Abstract Background and Aims: Portal vein thrombosis (PVT) is a common complication of liver cirrhosis that can aggravate portal hypertension. However, there are features of both PVT and cirrhosis that are not recapitulated in most current animal models. In this study, we aimed to establish a stable animal model of PVT and cirrhosis, intervene with anticoagulants, and explore the related mechanism. Methods: First, 41 male SD rats were divided into 6 groups: the partial portal vein ligation (PPVL) group; week 4, 6, 8, and 10 model group; and the rivaroxaban-treated group. The rats were subjected to PPVL and were treated with or without carbon tetrachloride (CCl4) intoxication for different durations. Seven normal rats were used as controls. Serum alanine aminotransferase (ALT) and aspartate transferase (AST) levels and parameters for blood coagulation were all assayed with kits. Liver inflammation, collagen deposition and hydroxyproline (Hyp) levels were also evaluated. The extrahepatic macro-PVT was observed via portal vein HE staining, etc. The intrahepatic microthrombus was stained via fibrinogen immunohistochemistry. The portal blood flow velocity (PBFV) was detected via color Doppler ultrasound.
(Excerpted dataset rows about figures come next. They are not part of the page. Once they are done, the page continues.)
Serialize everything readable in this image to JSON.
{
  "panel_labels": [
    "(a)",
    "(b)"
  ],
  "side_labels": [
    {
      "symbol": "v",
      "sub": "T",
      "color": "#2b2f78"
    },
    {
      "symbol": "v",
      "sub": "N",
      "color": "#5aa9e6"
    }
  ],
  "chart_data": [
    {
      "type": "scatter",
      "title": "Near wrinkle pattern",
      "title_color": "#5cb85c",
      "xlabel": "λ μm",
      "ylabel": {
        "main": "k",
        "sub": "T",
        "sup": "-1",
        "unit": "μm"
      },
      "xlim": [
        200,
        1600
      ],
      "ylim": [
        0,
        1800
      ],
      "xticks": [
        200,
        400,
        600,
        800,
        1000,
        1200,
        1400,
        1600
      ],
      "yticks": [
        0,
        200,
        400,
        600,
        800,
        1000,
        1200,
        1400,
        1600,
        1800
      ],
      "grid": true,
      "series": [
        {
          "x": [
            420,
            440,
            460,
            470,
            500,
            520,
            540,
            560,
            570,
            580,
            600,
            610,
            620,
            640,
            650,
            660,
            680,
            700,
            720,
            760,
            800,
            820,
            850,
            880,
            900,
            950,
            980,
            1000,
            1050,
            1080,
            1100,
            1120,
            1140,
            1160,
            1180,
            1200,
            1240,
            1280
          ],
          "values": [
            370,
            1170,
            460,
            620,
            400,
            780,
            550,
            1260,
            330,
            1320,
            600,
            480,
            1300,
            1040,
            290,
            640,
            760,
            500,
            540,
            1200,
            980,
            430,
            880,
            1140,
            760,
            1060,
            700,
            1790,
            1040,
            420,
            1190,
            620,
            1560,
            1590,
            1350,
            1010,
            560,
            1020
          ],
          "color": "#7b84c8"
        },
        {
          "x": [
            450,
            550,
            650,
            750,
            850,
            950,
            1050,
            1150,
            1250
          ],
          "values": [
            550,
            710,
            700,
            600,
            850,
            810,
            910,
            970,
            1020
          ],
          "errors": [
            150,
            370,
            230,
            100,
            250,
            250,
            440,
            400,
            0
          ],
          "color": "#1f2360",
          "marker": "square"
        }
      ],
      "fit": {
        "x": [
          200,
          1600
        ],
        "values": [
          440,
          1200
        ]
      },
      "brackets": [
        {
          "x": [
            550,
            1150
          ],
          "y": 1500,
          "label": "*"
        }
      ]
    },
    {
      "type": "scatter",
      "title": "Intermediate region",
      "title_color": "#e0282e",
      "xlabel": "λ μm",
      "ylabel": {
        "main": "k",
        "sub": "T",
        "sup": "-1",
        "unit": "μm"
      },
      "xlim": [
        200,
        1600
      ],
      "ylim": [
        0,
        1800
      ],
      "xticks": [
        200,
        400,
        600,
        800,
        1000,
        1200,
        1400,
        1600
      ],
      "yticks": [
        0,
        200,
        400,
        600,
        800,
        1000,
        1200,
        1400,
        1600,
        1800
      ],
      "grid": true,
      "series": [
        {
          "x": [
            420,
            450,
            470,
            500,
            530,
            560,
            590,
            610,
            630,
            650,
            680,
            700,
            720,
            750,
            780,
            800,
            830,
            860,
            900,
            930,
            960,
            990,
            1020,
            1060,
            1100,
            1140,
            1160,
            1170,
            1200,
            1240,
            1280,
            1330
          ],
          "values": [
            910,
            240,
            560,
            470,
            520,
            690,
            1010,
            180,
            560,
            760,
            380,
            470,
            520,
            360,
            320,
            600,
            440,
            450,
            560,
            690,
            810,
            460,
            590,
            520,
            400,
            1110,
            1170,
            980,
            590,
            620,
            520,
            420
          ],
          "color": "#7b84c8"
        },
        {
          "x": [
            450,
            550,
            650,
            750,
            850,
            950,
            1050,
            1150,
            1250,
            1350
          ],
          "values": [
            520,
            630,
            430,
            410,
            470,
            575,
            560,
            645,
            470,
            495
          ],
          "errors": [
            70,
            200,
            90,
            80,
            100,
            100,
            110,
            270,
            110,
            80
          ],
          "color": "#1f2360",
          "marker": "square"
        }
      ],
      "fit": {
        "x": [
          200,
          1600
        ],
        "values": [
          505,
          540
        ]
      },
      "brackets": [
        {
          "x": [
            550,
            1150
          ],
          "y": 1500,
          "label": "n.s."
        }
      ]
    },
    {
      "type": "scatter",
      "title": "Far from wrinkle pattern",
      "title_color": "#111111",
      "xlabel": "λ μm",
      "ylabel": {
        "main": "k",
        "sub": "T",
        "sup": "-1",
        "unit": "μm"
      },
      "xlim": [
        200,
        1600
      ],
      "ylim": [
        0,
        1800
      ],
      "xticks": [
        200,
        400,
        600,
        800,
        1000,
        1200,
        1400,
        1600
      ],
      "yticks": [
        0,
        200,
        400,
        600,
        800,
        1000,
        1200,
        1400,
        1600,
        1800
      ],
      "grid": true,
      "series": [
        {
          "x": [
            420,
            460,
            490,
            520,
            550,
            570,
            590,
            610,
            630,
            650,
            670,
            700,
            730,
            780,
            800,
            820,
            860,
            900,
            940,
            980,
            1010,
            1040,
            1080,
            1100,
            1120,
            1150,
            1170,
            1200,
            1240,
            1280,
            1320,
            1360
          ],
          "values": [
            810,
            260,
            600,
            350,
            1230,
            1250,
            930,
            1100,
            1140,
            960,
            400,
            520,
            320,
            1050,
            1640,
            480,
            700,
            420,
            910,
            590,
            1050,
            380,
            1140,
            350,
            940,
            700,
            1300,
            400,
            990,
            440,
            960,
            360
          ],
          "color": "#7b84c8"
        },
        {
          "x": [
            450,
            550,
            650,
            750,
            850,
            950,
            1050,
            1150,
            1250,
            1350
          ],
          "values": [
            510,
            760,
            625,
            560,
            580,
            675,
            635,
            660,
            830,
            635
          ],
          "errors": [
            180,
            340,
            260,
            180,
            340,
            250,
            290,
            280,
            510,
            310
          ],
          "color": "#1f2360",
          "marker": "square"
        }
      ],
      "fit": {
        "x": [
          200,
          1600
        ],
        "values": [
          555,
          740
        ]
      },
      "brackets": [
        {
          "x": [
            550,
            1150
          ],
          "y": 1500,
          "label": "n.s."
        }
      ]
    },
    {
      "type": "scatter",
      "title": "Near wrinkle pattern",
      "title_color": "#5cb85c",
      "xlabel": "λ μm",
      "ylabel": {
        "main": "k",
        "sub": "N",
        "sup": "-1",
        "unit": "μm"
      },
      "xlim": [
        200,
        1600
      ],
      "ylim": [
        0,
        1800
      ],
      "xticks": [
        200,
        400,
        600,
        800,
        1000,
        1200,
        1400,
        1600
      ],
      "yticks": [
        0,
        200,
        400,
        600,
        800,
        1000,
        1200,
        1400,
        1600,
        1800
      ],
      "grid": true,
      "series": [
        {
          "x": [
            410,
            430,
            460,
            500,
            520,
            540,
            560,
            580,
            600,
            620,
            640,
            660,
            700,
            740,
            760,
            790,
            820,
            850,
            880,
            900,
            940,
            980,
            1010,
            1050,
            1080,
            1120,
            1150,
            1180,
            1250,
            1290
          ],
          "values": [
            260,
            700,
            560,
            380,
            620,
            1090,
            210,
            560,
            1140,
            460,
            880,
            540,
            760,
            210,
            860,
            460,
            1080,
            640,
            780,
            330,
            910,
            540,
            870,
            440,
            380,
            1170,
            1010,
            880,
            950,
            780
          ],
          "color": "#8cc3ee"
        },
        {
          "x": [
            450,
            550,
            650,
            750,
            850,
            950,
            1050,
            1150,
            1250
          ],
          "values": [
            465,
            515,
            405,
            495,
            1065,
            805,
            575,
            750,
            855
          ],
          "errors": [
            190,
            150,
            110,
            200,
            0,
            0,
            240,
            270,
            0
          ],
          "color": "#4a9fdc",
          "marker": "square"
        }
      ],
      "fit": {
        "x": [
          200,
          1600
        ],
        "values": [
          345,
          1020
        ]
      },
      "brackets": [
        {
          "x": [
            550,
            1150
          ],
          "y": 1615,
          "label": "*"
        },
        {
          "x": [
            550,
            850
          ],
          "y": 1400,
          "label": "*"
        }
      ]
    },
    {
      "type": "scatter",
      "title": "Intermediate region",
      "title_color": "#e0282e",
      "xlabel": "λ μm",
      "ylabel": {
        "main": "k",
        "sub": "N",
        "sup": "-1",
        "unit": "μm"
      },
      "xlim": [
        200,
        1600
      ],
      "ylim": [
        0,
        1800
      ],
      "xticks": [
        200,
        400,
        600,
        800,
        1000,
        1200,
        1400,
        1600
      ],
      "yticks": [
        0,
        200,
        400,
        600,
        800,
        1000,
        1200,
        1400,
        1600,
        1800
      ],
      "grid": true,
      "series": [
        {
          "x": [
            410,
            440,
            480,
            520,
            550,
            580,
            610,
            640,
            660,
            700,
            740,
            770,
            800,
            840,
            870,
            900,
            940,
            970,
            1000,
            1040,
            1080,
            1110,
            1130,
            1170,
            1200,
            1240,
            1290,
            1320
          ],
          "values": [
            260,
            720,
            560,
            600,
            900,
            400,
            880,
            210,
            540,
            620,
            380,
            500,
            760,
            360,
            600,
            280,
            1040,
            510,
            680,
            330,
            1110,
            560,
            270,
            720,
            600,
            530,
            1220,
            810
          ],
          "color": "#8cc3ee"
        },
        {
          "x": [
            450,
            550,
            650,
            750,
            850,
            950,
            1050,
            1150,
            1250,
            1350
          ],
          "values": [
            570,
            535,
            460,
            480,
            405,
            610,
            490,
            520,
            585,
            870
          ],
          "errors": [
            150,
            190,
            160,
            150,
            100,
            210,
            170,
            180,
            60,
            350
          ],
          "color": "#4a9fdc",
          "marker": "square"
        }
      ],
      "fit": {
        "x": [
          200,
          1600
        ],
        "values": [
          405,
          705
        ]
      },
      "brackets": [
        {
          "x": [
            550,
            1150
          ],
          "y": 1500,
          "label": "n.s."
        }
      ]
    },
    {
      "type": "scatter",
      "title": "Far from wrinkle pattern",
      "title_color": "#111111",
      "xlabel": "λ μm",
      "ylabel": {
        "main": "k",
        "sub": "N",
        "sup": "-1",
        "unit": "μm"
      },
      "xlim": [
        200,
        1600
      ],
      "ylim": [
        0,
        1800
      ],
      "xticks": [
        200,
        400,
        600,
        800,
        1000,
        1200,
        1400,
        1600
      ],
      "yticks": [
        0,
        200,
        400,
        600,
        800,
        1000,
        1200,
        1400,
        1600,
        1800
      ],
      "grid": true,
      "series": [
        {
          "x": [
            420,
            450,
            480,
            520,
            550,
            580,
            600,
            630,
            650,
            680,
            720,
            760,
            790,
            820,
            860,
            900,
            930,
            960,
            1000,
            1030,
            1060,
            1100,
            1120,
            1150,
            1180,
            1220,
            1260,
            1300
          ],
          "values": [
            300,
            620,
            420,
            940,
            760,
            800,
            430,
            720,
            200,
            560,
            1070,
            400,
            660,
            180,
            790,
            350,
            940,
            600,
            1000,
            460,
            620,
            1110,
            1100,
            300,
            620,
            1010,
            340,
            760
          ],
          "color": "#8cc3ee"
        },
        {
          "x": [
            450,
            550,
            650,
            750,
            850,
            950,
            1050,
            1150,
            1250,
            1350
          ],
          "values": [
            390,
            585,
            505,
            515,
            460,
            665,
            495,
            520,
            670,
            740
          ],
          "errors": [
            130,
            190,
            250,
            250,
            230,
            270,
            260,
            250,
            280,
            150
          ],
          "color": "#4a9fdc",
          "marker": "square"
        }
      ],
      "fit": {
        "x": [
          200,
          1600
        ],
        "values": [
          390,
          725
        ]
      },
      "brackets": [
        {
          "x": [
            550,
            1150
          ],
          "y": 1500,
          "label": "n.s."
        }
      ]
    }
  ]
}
Vascular endothelial injury was evaluated by von Willebrand Factor (vWF) immunofluorescence. Fibrinolytic activity was estimated by western blot analysis of fibrin and plasminogen activator inhibitor-1 (PAI-1). Results: After PPVL surgery and 10 weeks of CCl4 intoxication, a rat model that exhibited characteristics of both cirrhosis and extra and intrahepatic thrombus was established. In cirrhotic rats with PVT, the PBFV decreased, pro- and anticoagulation functions decreased, the PBFV tended to be easily embolized, and vascular endothelial injuried and fibrinolytic activity decreased. Rivaroxaban-treated rats had improved coagulation function, increased PBFV and fewer thrombi. This effect was related to the improvements in endothelial injury and fibrinolytic activity. Conclusions: The PPVL operation plus CCl4 intoxication can induce a rat model of PVT with cirrhosis that is consistent with clinical features. Rivaroxaban can attenuate PVT and has the effect against liver fibrosis. The mechanism is associated with endothelial cell dysfunction and fibrinolytic activity.